D. Dixon, Glenrothes, Scotland
I am a district nurse working in Rowley Regis and I totally disagree. We district nurses work very hard to ensure patients who want to die at home have every bit of support to enable them to have a dignified death and fully support the family. We work closely with the GPs who also work hard to deliver the same standards of care.
Sara, Tipton, West Midlands
My father in law died in December 2004, we were with him for his last hours in the corner of a standard hospital ward with 5 other patients around. The curtains were drawn round us and we were left with him. The patient in the next bed was snoring loudly and disturbed us all night. I had to ask for water for him to moisten his lips. There was no privacy for his wife and family and no dignity for him.
The stories outlined in this report highlight the total lack of respect that older people receive from some statutory services. More often than not an older person is known by "their disease" and not as a citizen. To be able to live with dignity is taken as a core belief by us as a society yet paradoxically an older person is not allowed the chance to end their time with the same consideration.
Andrew Booth, Southport, Merseyside
It is natural that younger people who die untimely deaths should attract the major share of public sympathy. However, we need far more palliative care nurses, who should be rewarded with more public recognition for their skills. These nurses will need to accept the premise outlined in advance decisions, that at some stage in an old person's life, enough is enough. Most carers, and many nurses, do not want to deal with this concept, and do not choose to work with elderly patients who will not recover.

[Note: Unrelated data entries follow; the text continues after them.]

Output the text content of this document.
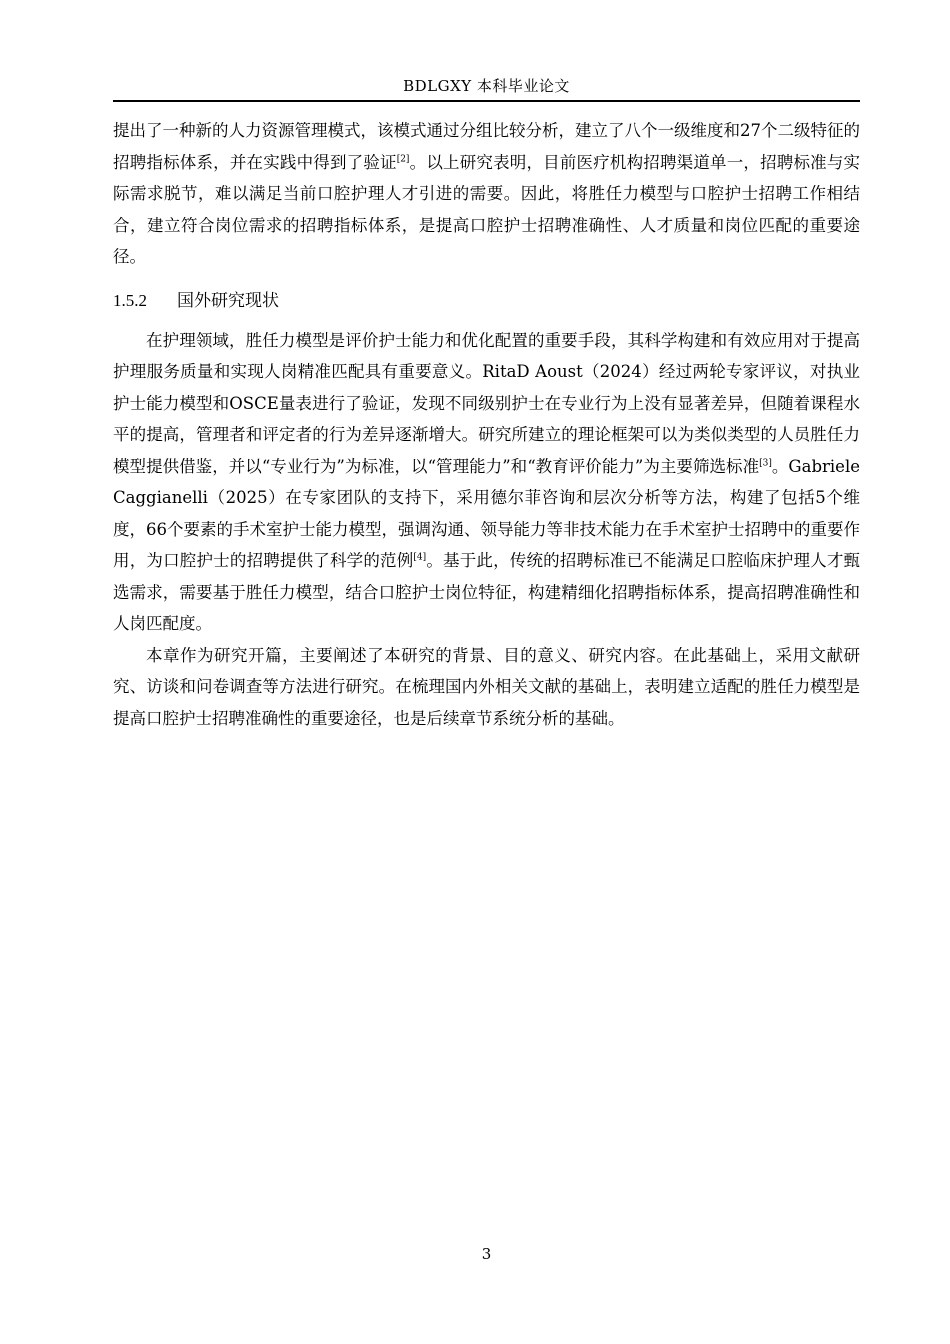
BDLGXY 本科毕业论文

提出了一种新的人力资源管理模式，该模式通过分组比较分析，建立了八个一级维度和27个二级特征的招聘指标体系，并在实践中得到了验证[2]。以上研究表明，目前医疗机构招聘渠道单一，招聘标准与实际需求脱节，难以满足当前口腔护理人才引进的需要。因此，将胜任力模型与口腔护士招聘工作相结合，建立符合岗位需求的招聘指标体系，是提高口腔护士招聘准确性、人才质量和岗位匹配的重要途径。

1.5.2 国外研究现状

在护理领域，胜任力模型是评价护士能力和优化配置的重要手段，其科学构建和有效应用对于提高护理服务质量和实现人岗精准匹配具有重要意义。RitaD Aoust（2024）经过两轮专家评议，对执业护士能力模型和OSCE量表进行了验证，发现不同级别护士在专业行为上没有显著差异，但随着课程水平的提高，管理者和评定者的行为差异逐渐增大。研究所建立的理论框架可以为类似类型的人员胜任力模型提供借鉴，并以“专业行为”为标准，以“管理能力”和“教育评价能力”为主要筛选标准[3]。Gabriele Caggianelli（2025）在专家团队的支持下，采用德尔菲咨询和层次分析等方法，构建了包括5个维度，66个要素的手术室护士能力模型，强调沟通、领导能力等非技术能力在手术室护士招聘中的重要作用，为口腔护士的招聘提供了科学的范例[4]。基于此，传统的招聘标准已不能满足口腔临床护理人才甄选需求，需要基于胜任力模型，结合口腔护士岗位特征，构建精细化招聘指标体系，提高招聘准确性和人岗匹配度。

本章作为研究开篇，主要阐述了本研究的背景、目的意义、研究内容。在此基础上，采用文献研究、访谈和问卷调查等方法进行研究。在梳理国内外相关文献的基础上，表明建立适配的胜任力模型是提高口腔护士招聘准确性的重要途径，也是后续章节系统分析的基础。

3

Sarah, former carer, High Wycombe, UK
My mother who died recently of old age, suffered from multiple health conditions and received little help from her GP or local authority. Emergency help was there when she fell outside the home but was not followed through despite my frequent requests for help. I was not able to be a personal carer for my mother as we live some distance away, she in West Bromwich and me in North Wales. As the only relatives my husband and I tried endlessly to get extra help for her but not until the last weeks of her life was she given respite care only to be sent home to die after the respite came to an end.
Jennifer Taylor, Ewloe, Flintshire, Wales
My husband, aged 72, died of secondary liver cancer last July. He had expressed a wish NOT to die at home, and that was also the wish of myself and my daughter. My local hospital put immense pressure on me to take my husband home for the last few weeks of his life with a promise that they would re-admit him for the final few days. The doctor from the local hospice visited him in hospital and declared that my husband 'wasn't ill enough' to go to the hospice, and the condition of the patients in the hospice would only depress him further. My GP was marvellous, as were the district nurses, the twilight district nurses, and the night care team, but it did mean that I had people coming to the house every 4 hours for the last couple of weeks - it was impossible for me to sleep or have any kind of a break. The issue of palliative care in this country MUST be addressed and given priority. I am considerably younger than my husband was (I am 46), and I dread to think how older carers cope with this constant shuttling back and forth.
Carol, East Kilbride, Scotland
We need more staff, not necessarily better trained staff. A highly trained member of staff can only do as much as their time allows and because of this are forced to make 'time decisions'.